** Yearning for Anarchy **
- “Free your mind of the idea of deserving, the idea of earning, and you will begin to be able to think.” *
It took two attempts to get through The Dispossessed. To be honest, the pacing drags, and switching between narrative arcs across chapters is jarring—especially in audio. But beneath the uneven rhythm lies something rare in science fiction: an attempt to realize in narrative form a society organized on different moral terms.
Le Guin teases apart the contradictions of non-authoritarian communism without turning it into utopia or dystopia. Anarchists of Anarres are fallible, proud, but human. Their view of the “propertarians” of Urras—those who need the system, the hierarchy, the boot of capitalism to stay motivated—is one of pity more than anger.

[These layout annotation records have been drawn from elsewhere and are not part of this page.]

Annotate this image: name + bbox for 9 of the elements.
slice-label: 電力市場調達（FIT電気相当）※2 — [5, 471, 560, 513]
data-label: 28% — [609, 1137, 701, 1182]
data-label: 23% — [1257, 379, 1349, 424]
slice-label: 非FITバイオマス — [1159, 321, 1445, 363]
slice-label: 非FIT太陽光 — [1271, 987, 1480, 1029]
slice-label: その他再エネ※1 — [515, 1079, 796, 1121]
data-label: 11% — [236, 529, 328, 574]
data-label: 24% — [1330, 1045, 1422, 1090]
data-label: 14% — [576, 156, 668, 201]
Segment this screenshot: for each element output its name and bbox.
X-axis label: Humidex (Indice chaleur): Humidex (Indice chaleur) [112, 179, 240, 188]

The book toys with the idea of purpose as both personal engine and social glue. It made me think, and, unexpectedly, it made me yearn—for an anarchy somewhere, for a social structure more different from ours, and maybe just a little better. That’s a rare feat for any novel.
** 1st readthrough **
dnf @ 15%. I think if I weren’t reading utopian books like Republic and histories of Communism at the same time this would be more interesting. Instead feels like philosophy wrapped in slow moving fiction which I’m just having trouble getting into. Maybe I’ll check back in 5 years since I seem to be clearly in the minority on this book.